No time to worry about that now.
He tied the loose end of the cable around the tapered base of the motor. The wire cable was stiffer than rope, but he managed a decent approximation of a bowline. He then hooked the repurposed life raft to the line and allowed it to unfurl a moment before opening the valve on the pressurized air cylinder.
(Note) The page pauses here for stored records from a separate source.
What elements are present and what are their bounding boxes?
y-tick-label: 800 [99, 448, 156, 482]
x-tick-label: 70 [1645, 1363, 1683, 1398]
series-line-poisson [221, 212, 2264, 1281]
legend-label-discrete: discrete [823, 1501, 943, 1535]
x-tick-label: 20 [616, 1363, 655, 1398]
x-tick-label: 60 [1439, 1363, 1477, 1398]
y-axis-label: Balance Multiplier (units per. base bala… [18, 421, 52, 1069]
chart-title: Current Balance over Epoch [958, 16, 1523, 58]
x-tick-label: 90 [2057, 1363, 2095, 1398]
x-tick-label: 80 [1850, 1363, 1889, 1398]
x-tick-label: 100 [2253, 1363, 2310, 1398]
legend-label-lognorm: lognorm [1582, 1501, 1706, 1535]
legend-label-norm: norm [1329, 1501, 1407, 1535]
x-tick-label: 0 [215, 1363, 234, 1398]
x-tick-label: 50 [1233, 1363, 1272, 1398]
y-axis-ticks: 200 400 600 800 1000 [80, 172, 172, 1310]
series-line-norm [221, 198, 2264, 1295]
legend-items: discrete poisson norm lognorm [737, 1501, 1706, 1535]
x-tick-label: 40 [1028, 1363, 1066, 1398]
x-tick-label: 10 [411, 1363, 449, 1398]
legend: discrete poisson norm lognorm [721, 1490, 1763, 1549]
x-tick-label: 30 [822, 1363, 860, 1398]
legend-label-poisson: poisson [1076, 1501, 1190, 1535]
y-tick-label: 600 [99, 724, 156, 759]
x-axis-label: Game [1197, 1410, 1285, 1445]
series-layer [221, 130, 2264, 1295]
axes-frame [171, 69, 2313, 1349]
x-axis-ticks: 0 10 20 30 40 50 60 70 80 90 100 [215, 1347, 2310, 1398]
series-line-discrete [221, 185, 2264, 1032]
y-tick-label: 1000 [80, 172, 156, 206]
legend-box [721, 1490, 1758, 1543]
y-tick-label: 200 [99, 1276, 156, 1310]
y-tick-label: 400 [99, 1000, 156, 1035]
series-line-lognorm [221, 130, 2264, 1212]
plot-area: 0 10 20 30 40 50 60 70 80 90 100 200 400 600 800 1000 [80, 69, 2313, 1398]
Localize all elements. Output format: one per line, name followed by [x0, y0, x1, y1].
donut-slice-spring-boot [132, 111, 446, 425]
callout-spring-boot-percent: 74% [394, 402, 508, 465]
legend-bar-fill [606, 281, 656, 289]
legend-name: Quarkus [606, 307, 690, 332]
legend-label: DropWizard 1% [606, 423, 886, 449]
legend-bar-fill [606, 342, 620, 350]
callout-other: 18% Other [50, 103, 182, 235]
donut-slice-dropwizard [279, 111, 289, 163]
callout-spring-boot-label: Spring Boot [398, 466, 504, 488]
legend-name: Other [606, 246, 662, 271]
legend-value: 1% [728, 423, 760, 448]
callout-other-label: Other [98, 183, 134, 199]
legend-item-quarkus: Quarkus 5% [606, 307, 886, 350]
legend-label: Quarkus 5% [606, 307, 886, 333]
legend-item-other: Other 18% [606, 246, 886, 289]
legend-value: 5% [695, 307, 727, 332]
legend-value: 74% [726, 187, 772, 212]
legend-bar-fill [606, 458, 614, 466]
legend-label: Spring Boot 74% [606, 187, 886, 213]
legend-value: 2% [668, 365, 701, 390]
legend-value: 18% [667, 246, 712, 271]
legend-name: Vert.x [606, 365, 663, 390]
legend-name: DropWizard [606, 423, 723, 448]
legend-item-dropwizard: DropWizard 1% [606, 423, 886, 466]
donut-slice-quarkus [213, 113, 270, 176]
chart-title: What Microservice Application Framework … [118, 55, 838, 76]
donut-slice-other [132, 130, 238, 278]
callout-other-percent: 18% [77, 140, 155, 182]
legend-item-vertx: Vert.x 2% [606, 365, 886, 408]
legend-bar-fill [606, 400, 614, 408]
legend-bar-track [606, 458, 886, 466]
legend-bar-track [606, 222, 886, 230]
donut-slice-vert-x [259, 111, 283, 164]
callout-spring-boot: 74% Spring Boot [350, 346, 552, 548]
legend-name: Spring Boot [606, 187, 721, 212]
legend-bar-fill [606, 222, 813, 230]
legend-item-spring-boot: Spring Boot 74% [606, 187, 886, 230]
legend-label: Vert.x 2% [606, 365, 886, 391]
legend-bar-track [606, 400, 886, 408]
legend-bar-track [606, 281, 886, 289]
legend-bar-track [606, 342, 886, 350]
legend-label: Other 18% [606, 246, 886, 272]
The raft instantly puffed up and leaped out of his hands, lifting the Zodiac and the heavy engine as if they were feather light. The mooring rope went taut, too taut for him to even attempt untying the knot. Instead, he slashed it with the knife blade of Bones’ Leatherman. The Zodiac floated free back to the surface, and Dane was right behind it.
As soon as the Zodiac reached the surface, Bones started hauling in the cable from the beach. With hundreds of gallons of water filling its bilges, the Zodiac was like a floating anchor, but Bones won the tug of war and got the craft up on the beach faster than Dane could swim. Nevertheless, the sky was a deepening purple, shot through with orange clouds, by the time Dane crawled up on the sand next to the still swamped inflatable.
They bailed out as much of the water as they could, and then tipped the boat up on its side to drain the rest. Dane and Alex transferred their survival equipment to Zodiac, while Bones tinkered with the outboard.
“The good news,” Bones announced, “is that I don’t think the fuel supply was contaminated. I can’t tell if the electrical system was compromised, but we should be able to get her started.”
“And the bad news?” asked Alex.
“That fuel supply I told you about? There’s not a whole lot of it. About a quarter of a tank. Not sure how far that will get us.”
“Far enough,” said Dane, trying to inject a confidence into the discussion that he did not necessarily feel. He’d known all along that, even if the Zodiac’s outboard could be made functional, it would only be of limited use. If they were to reach civilization, it would require another means of motive force. “We’ll take another look at it in the morning. For now, we paddle.”
Alex slumped against the boat. “What, tonight?”
“I told you. I want to be a hundred miles away by sunrise.”
“I thought you were joking.”
“Him?” interjected Bones. “You’ve been around him long enough to know, he doesn’t have a sense of humor.”
“Very funny.” Dane handed Bones an oar. “But true.”